Caoilte wrote:
Do you know at what point the ponc séimhithe had completely replaced the letter h for indicating lenition? I had previously imagined that this had happened by the beginning of the Early Modern Irish period. However some time ago, I came across an online copy of a 16th (or maybe 17th) century printed page (I can't remember what it was now). What I found curious was that both the letter h and the ponc séimhithe seemed to be being used randomly i.e. interchangeably to indicate lenition, even for the same letters.
The
ponc séimhithe never completely replaced use of the letter
h to indicate lenition.
Originally, as I mentioned, the use of a dot to represent lenition was applied only to lenite
s and
f. Before this point in insular script a dot above a letter (the
punctum delens, i.e. "deletion point") was used to indicate a letter which was accidentally written and should be erased, like crossing out a letter. It is very telling that its first usage to signify lenition is with the two letters which, when lenited, are pretty much "deleted" phonetically. By contrast letters which, from an even earlier age, were lenited using a
h (i.e.
c,
p, and
t) are phonologically altered but do not cease to be pronounced in the same way as
s and
f. As such, the two means of indicating lenition originally seem to have had specific use cases. The
punctum delens signified that the sound of
s or
f was "deleted", while the use of
h signified an unvoiced consonant pronounced in a more breathy manner.
One of earliest surviving sources which show the use of the
punctum delens to lenite
s and
f is from the late Old Irish period, the St. Gall glosses. This same manuscript also attests a further development in lenition. The
spiritus asper (a small letter,
h, written above a letter) began being used with
c,
p, and
t. This was doubtless borrowed from Greek through Latin to signify "rough breathing", and the ability of the letter
h to signify this is likely why it was used in large form in Irish from the earliest sources also. It's worth noting, however, that at this stage there was still a clear distinction. The
punctum delens was used to lenite only
s and
f, while both large
h and the
spiritus asper were only used with
c,
p, and
t.
Thurneysen seems to suggest that this distinction was maintained in Middle Irish manuscripts (
A Grammar of Old Irish, p. 21), however, the placement of the
spiritus asper above a letter meant it could be easily confused with a
punctum delens. This is particularly true when it is not written very carefully or clearly, such that there would be little visual distinction between this diacritic and a dot. Eventually the
spiritus asper seems to have fallen together with the
punctum delens, likely at some point during the Early Modern Irish period, assuming my reading of Thurneysen is correct here.

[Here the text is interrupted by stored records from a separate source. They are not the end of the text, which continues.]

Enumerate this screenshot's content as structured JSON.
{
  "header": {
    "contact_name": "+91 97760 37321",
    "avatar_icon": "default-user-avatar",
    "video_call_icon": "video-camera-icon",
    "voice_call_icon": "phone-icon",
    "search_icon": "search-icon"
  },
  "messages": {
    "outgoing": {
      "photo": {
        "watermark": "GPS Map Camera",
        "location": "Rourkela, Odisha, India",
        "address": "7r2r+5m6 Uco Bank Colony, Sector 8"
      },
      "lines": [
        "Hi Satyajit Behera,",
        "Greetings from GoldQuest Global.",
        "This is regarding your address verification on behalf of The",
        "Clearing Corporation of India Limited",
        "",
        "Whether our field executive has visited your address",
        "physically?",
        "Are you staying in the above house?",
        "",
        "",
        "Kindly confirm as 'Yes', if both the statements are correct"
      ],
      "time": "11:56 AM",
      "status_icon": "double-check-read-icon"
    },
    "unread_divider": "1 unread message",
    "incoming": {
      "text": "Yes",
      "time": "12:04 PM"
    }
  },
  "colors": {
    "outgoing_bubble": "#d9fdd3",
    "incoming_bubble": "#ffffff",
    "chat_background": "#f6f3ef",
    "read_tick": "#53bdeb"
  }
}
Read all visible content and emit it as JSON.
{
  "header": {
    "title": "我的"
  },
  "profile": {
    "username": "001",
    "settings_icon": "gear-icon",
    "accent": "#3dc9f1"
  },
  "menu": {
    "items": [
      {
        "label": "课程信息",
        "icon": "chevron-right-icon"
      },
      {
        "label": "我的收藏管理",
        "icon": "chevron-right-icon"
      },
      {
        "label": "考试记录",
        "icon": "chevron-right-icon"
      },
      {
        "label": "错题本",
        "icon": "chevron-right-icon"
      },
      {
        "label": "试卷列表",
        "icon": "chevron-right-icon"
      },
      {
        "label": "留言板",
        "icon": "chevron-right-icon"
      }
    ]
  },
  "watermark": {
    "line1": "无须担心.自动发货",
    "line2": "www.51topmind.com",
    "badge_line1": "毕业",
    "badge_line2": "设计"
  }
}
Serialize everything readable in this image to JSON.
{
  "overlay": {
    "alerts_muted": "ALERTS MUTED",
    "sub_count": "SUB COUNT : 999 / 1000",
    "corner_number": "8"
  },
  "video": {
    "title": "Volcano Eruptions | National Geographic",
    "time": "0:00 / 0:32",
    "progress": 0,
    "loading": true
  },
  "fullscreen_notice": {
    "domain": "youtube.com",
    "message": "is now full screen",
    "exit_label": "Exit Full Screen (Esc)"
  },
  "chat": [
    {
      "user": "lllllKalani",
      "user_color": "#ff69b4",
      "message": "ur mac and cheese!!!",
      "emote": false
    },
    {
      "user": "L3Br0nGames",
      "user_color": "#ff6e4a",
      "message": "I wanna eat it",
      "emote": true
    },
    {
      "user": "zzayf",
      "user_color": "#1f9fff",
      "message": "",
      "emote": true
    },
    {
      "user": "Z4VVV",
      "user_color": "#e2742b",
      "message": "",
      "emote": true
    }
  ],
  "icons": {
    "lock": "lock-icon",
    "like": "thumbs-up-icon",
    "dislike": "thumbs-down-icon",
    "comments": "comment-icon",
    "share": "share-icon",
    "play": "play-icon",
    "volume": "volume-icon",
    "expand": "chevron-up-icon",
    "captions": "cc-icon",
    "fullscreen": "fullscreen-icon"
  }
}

As you have noticed, by or during the Early Modern Irish period the
punctum delens seems to have spread so that it could be used with all lenited letters, likely originating from conflation with the
spiritus asper. At about the same time the use of
h spread also, such that the choice of which form of lenition to use could come down to an individual scribe, or even the space available on the manuscript folio. I believe it was only by the time the printing press spread around Europe that a new convention emerged. Printers who did not have access to Cló Gaelach characters would have been forced to represent lenition using the
h in all instances. At the same time, printers who used the Cló Gaelach typeface moved towards using only the
ponc séimhithe.
By the time of the Gaelic revival movement this was the status quo for lenition. Because the Cló Gaelach was perceived as more authentically Gaelic than Roman typeface,
at least according to this 1997 article, a lot of material from the early 1900s on was printed using it, hence, the
ponc séimhithe is common in publications from this era. At the same time, character encodings for telegraphy were beginning to be standardised, however, this was initially based on English, and other widely spoken European languages. By the time the ASCII standard was first published in 1963 it could only support English, and by 1965 the ECMA-6 standard could support accent marks and some other diacritics for major European languages, but there was no support for the
ponc séimhithe. As such, for Irish to be sent in telegraphs, or represented digitally at all, all lenition had to be represented using a
h. I don't believe this changed until the Unicode standard was first published in 1988, at the earliest. Obviously, during the 20th century, it became more cost effective to use computers and digital text than typewriters for publishing, and I suspect this was the major contributing factor in the decision to codify the use of
h as the official standard means of representing lenition in Irish text during this timeframe.
The
ponc séimhithe never completely replaced use of the letter
h to indicate lenition, though it came to be the preferred method during the Gaelic revival movement. This preference seems likely to have been fuelled by the prevailing nationalist sentiment of the time, alongside the misguided notion that the
ponc séimhithe is somehow "older" or "more Irish" than the use of
h. As it turns out, both are very well established throughout the long history of Irish orthography. I find that my own preference for the
ponc séimhithe is primarily rooted in a sense that it would be a shame for this very legitimate form of lenition to be sacrificed on the altar of an obsolete telegraphy standard, though, perhaps the better argument for its usage hasn't changed since the Middle Irish period; it significantly reduces the amount of space Irish words take up on the page.